In past experiments we detected CD117 (kit) by flow cytometry in 15% of OCI/AML3 cells (unpublished data) and could also not identify mutations of KIT although in previous in vitro studies inhibition of proliferation of OCI/AML3 cells following exposure to APcK110 was similar to what we observed in a KIT mutation-positive mastocytosis cell line (HMC1.2) [4]. This finding could be explained by the fact that OCI/AML3 cells, that produce SCF, are SCF-responsive in that growth is stimulated autologously by SCF in an autocrine manner. By the same token, proliferation can be effectively inhibited by blocking the effect of SCF through its receptor kit even in the absence of detectable KIT mutations. This finding is of relevance for two reasons: 1) most blasts of patients with AML do not carry KIT mutations, but express kit at high percentages; and 2) effective inhibition of kit and abrogation of downstream signaling pathways can negatively impact AML proliferation. In in vitro studies of APcK110 we could indeed demonstrate inhibition of AML blast colony-forming cell proliferation in all but one sample which was characterized by absence of cell surface CD117 (0.3% by flow cytometry) [4]. The extent of inhibition of kit-positive AML blasts was not significantly different from what was observed in three samples of blasts, which carried D816V KIT mutations. Furthermore, phosphorylation of kit, Stat3, Stat5, and Akt in OCI/AML3 cells was effectively inhibited and caspase-dependent apopotosis induced by APcK110. Even though APcK110 was screened for its activity against kit, kinase profiling revealed a small number of other kinases which were also inhibited and included TGFBR2, MEK2, p38γ, RET, MEK4 and others. An off target effect can therefore not be excluded to explain at least partly the activity of the compound. In either case, the results appear to vindicate our choice of OCI/AML3 cells even in the absence of mutations of KIT. The cell lines represent closely of what is going on in AML. Our data that inhibition of Kit nevertheless prolonged the life of the animals suggest that inhibition of Kit in the vast majority of AML cases might be adventitious.

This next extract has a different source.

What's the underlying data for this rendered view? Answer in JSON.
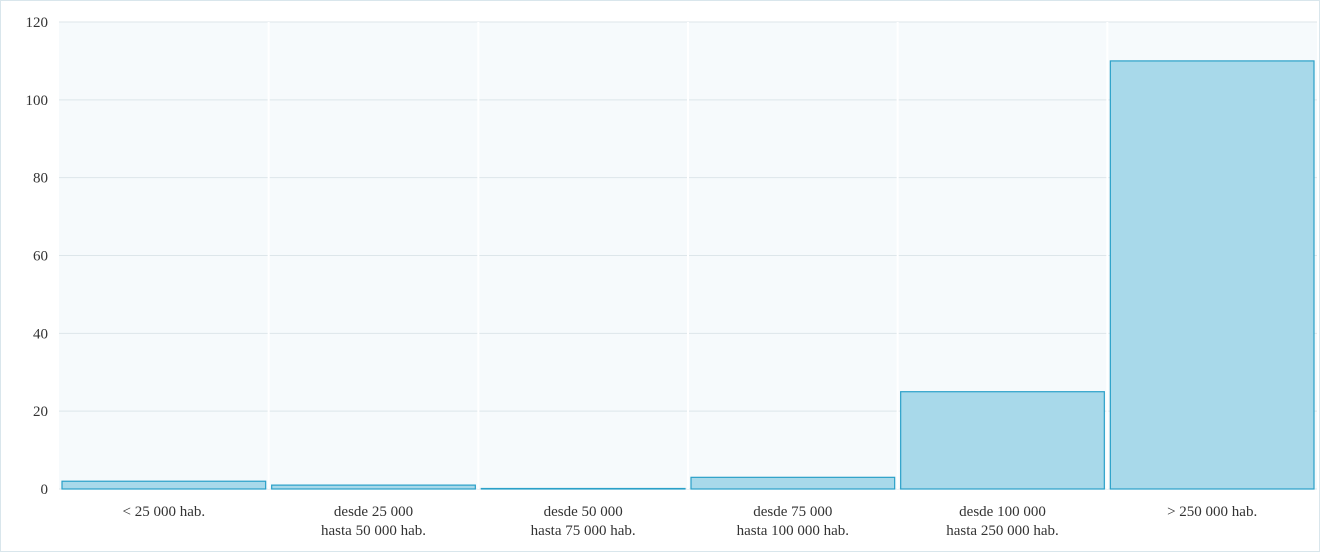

Clinical experience with attempts to inhibit kit has been mixed. In a study of 40 patients with AML or high-risk myelodysplastic syndrome (median age 73 years) who were either not eligible for myelosuppressive therapy and/or had relapsed disease, imatinib was combined with low-dose cytarabine [7]. Of 38 evaluable patients, a “blast response” was observed in 6 (16%) with an early mortality rate of 18.9%. The combination was not worse than myelosup-pressive therapy in a historic comparison, but was not superior to low-dose cytarabine alone either. In another study of 21 AML patients in first relapse with a median age of 47 years, standard dose cytarabine plus daunorubicin was combined with escalating doses of imatinib [1]. Eleven of 19 evaluable patients achieved either CR or CRp (58%), which in a couple of patients have been durable. Interestingly, whereas kit expression did not correlate with CR, patients with absent nuclear phospho-stat3 expression had a trend for a higher CR rate (82%) compared to patients with nuclear phospho-stat3 expression (33%; p=.18). Although small, the studies highlight the need for more accurate selection of patient populations based on molecular features. In addition, both studies used imatinib, which in our experience was a significantly weaker inhibitor of kit than APcK110 [4].

In the current study, we have extended our investigations of APcK110 to a xenograft mouse model where we also demonstrate improved survival of mice injected with the human AML cell line OCI/AML3. Further development of APcK110 in toxicology and clinical studies is therefore warranted.